I’ve had a hard week.
I’ve been having a crisis of faith for a few weeks now but this week it has been more real than ever.
I’ve had to witness my granny getting older, I dont like it. Its hard. I’ve know 3 of my 4 grandparents, I loved them all dearly and I’ve had to watch all 3 go through sickness. I still miss the other 2.
This is the first week I’ve thought I may regret quitting my job, but that regret was centered around money so I still know I did the right thing. Third paycheck and I should be ok, I hope.
I think my boyfriend should find a relationship that is more fulfilling to him but he wont leave. I do like him, a lot and I want to be in this relationship but I also want to live according to my beliefs (no sex before marriage) he equates sex with love so he is good for about 2 weeks then he is worried I “dont want him”. I feel bad because I do, then we either argue or I give in. We used to have the same argument a lot, lately I have found myself giving in. There are so many other ways to show love
I’ve had to consider how I really feel about trans gender people. I still dont know, I dont understand it. I feel like I should get it but I just dont.

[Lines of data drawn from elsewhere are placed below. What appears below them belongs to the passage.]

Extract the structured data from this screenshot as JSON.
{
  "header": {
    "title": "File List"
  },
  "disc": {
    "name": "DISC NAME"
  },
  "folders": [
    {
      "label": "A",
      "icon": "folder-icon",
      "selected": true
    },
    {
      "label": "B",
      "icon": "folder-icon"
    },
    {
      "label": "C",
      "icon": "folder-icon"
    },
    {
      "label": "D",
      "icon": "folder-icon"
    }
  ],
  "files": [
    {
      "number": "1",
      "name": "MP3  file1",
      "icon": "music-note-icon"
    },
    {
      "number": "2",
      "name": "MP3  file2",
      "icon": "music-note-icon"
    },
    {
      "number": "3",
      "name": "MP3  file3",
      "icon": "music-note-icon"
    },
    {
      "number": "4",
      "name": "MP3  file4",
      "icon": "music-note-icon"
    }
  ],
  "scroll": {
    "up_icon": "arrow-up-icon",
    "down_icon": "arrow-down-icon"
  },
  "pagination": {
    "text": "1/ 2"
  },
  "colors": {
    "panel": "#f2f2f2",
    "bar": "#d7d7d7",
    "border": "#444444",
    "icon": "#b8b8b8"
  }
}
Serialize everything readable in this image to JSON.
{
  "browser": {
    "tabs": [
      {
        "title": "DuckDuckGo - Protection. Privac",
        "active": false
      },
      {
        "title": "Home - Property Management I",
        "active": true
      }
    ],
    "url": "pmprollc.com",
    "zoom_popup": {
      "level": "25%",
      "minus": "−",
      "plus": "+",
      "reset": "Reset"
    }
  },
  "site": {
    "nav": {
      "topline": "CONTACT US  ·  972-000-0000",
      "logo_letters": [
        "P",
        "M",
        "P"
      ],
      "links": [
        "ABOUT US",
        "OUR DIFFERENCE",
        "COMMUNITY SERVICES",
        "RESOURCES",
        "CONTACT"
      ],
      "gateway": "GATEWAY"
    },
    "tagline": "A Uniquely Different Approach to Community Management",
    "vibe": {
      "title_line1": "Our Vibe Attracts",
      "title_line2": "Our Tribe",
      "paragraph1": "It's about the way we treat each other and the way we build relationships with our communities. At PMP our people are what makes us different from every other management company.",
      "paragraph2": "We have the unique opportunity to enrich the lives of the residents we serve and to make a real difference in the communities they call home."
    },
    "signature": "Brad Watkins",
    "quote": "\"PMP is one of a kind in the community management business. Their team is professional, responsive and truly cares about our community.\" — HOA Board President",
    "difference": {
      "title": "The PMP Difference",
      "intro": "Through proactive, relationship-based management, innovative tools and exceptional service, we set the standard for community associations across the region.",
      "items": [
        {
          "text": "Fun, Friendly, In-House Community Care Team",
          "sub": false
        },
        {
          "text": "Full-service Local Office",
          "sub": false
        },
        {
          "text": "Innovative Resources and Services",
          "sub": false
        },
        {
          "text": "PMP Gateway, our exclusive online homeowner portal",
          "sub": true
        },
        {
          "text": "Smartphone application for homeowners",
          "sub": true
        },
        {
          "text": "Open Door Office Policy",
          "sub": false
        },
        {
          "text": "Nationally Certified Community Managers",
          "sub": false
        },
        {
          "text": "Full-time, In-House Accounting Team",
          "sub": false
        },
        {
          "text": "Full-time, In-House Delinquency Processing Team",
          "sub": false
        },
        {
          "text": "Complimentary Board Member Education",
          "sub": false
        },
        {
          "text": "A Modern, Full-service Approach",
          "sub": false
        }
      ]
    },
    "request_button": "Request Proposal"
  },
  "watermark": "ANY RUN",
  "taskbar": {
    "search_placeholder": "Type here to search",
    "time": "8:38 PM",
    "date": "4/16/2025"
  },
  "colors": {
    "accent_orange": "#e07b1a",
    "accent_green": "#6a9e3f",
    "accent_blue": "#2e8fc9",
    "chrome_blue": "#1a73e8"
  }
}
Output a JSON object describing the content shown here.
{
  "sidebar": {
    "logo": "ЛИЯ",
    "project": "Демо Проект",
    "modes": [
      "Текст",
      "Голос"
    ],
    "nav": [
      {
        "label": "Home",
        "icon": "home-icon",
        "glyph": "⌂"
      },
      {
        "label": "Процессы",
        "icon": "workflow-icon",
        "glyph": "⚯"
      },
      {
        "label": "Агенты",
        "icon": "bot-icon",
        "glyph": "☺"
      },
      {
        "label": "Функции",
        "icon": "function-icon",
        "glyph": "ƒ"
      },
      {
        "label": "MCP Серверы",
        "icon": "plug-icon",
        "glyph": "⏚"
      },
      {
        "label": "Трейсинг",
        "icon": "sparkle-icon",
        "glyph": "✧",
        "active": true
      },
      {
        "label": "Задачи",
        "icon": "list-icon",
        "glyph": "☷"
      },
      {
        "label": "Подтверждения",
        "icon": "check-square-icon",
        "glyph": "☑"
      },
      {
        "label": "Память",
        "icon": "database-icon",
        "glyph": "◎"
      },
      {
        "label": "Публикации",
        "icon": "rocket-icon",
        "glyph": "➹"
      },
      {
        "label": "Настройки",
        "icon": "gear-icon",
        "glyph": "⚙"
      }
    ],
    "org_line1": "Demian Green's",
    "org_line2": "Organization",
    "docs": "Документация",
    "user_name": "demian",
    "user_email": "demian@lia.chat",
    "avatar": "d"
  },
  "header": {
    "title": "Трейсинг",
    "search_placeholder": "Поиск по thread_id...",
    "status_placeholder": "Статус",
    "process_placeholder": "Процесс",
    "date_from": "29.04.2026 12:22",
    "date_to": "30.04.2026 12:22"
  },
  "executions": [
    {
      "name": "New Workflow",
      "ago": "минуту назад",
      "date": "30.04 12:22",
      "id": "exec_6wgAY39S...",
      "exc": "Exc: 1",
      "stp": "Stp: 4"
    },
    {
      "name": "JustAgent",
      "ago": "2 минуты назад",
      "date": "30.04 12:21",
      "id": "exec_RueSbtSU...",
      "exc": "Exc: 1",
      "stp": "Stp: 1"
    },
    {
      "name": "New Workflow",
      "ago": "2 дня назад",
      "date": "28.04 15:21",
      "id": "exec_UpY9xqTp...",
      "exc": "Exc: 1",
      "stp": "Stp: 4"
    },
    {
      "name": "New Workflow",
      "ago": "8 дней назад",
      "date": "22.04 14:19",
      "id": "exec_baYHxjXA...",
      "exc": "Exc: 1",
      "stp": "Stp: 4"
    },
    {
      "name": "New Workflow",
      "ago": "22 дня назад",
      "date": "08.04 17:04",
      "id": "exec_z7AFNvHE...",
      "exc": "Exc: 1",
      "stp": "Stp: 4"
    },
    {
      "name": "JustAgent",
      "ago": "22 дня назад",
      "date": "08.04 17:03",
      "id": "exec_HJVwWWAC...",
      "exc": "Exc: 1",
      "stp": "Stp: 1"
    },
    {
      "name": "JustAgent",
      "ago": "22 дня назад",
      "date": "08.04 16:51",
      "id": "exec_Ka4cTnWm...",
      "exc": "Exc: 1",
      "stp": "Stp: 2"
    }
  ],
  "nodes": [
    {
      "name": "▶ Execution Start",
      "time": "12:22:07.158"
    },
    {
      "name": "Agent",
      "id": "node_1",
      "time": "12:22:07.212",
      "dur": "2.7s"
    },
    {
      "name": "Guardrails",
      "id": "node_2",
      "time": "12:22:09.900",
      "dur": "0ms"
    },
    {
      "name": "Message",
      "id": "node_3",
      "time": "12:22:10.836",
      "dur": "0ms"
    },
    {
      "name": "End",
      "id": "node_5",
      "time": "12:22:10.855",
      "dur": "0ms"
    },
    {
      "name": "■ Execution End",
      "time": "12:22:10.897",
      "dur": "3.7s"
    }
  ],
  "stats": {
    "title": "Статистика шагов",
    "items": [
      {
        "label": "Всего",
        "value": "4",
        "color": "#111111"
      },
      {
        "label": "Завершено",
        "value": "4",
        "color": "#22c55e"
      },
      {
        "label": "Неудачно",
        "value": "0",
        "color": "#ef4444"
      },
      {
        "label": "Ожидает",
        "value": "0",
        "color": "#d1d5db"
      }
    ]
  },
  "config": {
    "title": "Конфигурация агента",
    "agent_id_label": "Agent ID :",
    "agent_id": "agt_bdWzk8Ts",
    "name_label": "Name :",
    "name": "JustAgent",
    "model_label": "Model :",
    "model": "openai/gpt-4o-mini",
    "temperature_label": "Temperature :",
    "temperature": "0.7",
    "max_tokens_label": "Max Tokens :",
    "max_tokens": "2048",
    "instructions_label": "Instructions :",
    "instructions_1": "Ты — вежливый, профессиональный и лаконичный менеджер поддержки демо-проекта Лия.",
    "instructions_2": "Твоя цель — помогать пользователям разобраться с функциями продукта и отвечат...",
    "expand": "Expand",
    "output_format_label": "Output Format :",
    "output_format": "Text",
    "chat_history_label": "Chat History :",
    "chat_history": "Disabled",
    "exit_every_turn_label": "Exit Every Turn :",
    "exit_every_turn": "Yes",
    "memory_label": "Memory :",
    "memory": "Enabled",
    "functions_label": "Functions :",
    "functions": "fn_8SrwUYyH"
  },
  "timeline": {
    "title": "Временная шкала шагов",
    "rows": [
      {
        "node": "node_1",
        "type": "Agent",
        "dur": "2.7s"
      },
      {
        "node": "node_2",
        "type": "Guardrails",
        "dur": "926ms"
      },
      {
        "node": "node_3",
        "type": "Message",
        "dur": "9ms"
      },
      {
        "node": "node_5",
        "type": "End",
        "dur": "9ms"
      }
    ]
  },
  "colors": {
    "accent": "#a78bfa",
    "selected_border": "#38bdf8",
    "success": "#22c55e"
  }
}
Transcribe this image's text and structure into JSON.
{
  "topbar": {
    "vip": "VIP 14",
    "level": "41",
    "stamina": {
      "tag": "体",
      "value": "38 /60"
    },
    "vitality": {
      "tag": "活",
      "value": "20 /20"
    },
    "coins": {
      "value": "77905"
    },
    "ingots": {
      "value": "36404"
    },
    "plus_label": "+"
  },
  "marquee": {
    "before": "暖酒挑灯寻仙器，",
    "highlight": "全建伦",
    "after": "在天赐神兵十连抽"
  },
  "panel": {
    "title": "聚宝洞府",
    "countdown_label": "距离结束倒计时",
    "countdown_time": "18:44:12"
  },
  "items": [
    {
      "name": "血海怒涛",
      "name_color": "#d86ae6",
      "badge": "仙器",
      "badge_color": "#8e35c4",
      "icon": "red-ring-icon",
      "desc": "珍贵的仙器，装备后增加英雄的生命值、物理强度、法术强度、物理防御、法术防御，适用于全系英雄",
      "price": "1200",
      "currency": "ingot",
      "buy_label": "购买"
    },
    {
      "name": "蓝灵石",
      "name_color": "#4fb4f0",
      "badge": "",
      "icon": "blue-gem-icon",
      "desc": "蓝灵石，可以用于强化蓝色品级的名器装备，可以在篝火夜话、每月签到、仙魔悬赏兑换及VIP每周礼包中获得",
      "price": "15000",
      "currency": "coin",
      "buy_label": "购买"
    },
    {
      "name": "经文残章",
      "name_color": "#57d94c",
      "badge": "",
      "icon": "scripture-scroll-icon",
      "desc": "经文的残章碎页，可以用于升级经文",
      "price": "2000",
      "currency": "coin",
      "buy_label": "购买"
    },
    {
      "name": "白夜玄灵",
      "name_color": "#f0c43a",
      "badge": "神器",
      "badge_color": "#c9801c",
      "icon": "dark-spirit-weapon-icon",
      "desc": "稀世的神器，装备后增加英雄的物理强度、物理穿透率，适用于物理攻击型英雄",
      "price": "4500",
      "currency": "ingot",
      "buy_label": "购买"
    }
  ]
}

I’ve been have some funky health things going on, I do not, repeat do not want to find out any more depressing news about my body. I am tired of hearing it all. I dont know that I am going to discuss this with my doctor.
I’m 36 or almost 40. I guess it depends on how you look at it.
Having had so many trainings on and working with so many people with mental health things going on I am beginning to worry I suffer from chronic depression. I’ve always gone through cycles. Not just the ups and downs with life, but I cycle through the year, Theres a definite pattern to my moods.
I’ve been praying about something and last night I had a dream that almost answered my question. I woke up before I could finish my conversation. I wonder if I should visit with the people in the dream.
I hope my life is a help to someone else. I know many believers go through crises of faith, moments of doubt and struggles with their weaknesses but you rarely hear anyone admit to it. Most people act like they have never doubted, questioned or sinned since the day they came to put their faith in God. Thats not fair, I am trying to be real and honest with my experience hopefully it will be a help to someone else.